Friday, November 16, 2018

Great Post on Using Small Sample Sizes to Make Decisions

It's been a busy month with little time for blogging, but I'm planning to get back on track soon. For now, here's a great post on the benefits of using small samples to inform decisions:
When it comes to statistics, there are a lot of misconceptions floating around. Even people who have scientific backgrounds subscribe to some of these common misconceptions. One misconception that affects measurement in virtually every field is the perceived need for a large sample size before you can get useful information from a measurement.

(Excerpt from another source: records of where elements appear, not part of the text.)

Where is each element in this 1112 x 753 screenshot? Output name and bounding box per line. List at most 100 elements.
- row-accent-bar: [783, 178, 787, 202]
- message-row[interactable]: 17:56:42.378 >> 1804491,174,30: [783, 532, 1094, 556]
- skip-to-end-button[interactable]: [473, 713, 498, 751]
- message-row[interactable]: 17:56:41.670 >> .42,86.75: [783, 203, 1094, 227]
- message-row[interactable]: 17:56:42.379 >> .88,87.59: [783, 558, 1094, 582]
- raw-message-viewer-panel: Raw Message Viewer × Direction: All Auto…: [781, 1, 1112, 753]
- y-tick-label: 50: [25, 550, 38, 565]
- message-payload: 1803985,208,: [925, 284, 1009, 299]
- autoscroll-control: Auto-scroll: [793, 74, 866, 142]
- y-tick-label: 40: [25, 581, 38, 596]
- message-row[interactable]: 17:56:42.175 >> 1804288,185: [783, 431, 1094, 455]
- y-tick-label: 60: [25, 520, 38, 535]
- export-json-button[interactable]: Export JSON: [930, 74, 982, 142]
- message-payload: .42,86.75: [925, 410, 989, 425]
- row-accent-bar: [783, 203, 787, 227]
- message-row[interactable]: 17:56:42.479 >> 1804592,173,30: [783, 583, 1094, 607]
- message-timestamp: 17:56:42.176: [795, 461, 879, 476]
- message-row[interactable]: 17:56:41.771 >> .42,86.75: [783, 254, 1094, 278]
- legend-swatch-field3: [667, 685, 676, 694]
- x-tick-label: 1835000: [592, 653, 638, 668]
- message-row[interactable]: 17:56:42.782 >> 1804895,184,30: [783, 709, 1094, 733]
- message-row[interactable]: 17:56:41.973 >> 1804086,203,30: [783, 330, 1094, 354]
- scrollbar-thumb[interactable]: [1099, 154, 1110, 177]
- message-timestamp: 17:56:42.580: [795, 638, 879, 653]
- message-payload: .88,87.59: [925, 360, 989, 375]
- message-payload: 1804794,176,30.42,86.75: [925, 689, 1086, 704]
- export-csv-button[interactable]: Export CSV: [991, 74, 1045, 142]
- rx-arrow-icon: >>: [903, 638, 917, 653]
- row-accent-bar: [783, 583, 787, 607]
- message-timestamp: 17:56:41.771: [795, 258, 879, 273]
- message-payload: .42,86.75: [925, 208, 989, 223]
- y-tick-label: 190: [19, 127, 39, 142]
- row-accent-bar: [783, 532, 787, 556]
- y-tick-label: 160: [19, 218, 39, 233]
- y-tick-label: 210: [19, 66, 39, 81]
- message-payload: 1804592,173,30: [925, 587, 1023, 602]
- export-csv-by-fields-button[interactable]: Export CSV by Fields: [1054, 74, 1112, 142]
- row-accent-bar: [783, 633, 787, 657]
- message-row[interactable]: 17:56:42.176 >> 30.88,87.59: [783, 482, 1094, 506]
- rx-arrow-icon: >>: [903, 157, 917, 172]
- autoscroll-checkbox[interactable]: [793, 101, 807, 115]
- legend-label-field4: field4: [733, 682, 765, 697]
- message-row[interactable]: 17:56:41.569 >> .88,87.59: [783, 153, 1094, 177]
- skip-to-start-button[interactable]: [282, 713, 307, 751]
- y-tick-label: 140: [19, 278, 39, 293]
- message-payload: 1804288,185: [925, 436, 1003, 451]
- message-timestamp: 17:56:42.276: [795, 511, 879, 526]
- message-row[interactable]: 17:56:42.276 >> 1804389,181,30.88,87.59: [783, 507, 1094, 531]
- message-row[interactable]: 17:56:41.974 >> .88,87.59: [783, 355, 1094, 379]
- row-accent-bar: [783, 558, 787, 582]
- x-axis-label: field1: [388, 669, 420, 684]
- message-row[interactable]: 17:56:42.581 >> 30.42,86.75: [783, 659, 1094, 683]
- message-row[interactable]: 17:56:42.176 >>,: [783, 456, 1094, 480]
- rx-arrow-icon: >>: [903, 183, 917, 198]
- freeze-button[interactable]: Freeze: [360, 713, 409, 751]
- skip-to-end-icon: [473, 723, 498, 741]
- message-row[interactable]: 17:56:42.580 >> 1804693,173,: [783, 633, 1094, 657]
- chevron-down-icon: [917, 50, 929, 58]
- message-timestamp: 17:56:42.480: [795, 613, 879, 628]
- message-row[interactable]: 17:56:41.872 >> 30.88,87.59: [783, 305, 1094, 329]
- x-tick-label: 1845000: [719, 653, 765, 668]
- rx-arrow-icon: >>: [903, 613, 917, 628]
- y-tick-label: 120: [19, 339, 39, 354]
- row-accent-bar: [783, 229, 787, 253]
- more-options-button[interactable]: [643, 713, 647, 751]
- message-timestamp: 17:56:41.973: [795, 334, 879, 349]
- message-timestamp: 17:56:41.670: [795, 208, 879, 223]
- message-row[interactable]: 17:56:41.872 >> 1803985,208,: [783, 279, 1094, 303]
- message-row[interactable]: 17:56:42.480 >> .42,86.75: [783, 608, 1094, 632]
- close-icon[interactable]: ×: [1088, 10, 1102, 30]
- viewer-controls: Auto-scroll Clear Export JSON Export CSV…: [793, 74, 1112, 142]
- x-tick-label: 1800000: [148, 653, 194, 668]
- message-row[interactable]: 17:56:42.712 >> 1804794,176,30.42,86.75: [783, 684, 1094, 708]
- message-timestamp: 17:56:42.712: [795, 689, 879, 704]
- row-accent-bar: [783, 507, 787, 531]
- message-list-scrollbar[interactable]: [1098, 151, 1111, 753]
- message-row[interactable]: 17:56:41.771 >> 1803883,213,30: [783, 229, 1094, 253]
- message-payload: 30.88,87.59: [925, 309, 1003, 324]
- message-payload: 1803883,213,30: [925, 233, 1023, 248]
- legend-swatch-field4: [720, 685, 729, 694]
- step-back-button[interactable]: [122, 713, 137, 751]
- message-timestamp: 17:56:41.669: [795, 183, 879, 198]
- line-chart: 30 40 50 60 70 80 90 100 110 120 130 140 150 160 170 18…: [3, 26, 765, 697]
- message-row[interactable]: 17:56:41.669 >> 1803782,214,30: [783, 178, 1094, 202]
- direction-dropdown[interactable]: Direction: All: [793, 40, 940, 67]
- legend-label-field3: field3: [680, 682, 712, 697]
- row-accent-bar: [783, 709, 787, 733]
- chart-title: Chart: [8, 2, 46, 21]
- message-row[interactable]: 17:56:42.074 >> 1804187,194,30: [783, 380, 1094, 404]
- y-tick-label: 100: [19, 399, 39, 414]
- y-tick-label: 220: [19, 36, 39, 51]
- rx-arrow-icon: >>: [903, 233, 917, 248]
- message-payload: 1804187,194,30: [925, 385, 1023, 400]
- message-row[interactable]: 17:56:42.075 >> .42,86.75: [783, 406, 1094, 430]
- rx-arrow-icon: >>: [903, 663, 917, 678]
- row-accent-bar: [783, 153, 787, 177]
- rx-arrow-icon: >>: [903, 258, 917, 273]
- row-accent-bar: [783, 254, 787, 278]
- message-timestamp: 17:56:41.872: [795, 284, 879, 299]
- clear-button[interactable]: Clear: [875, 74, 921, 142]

[I]f you can learn something useful using the limited data you have, you’re one step closer to measuring anything you need to measure — and thus making better decisions. In fact, it is in those very situations where you have a lot of uncertainty, that a few samples can reduce uncertainty the most. In other words, if you know almost nothing, almost anything will tell you something.
The article describes two approaches - the rule of five (taking a random sample of 5 to draw conclusions) or the urn of mystery (that a single case from a population can tell you more about the makeup of that population). The rule of five seems best when trying to get a continuous value (such as, in the example from the post, the average commute time of workers in a company), while the urn of mystery seems best when trying to determine if a population is predominantly one of two types (in the post, the example is whether an urn of marbles contains predominantly marbles of a certain color).

Obviously, there are times when you need more data. But if you're far better off making decisions with data (even very little) than with none at all.

1 comment:

  1. I appreciated the link to Hubbard's blog post. His work is new to me.

    Per his article, I'm not sure I want to trust most conclusions derived from 5:10,000 people, or in such an instance say I know more about whatever topic is under investigation than I did prior to the "analysis." I believe the danger arises when that's all (or most) of the quantitative information incorporated in a decision-making process, or when those 5 people/sources don't meet the criterion of strict random selection--which Hubbard points out is not a high probability event when humans do the picking. I doubt, for example, that picking 5 Facebook posts about a specific topic (e.g., human-caused climate change) is likely to tell me much about the median "factfulness" of 10,000 Facebook posts on that topic.

    There are more than a few politicians who already use numbers inanely. They justify their pronouncements even though they "know almost nothing [while asserting] almost anything will tell you something." I prefer politicians (or others; think trolls) not add to the chaos. All that accomplishes is reduction of the utility of valid inferences drawn from carefully selected samples (see

    Overall, I would say Hubbard's antecedent ("[I]f you can learn something useful using the limited data you have ...") has, in practice, a limited degree of attachment to the consequent ("thus making better decisions.") I fear most people blithely leave out the middle step ("you're one step closer to measuring anything you need to measure.")

    In another vein, here's a quote from a comment on an article (about the utility of numbers and judgment in science, interestingly) linked to via Andrew Gelman's blog yesterday. I thought you might enjoy it: "For a lot of people writing is an agony; it’s a part of what we do as scholars that they least enjoy. For me writing is a complete and total joy, and if I’m not writing I’m miserable. I have always written a lot. For years, before I wrote for The New Yorker, I wrote an op-ed every day as practice and shoved it in a drawer. It’s not about being published, it’s about the desire to constantly be writing. It’s such a strongly felt need that if it was something socially maladaptive it would be considered a vice." Jill Lepore.

    Thanks for blogging,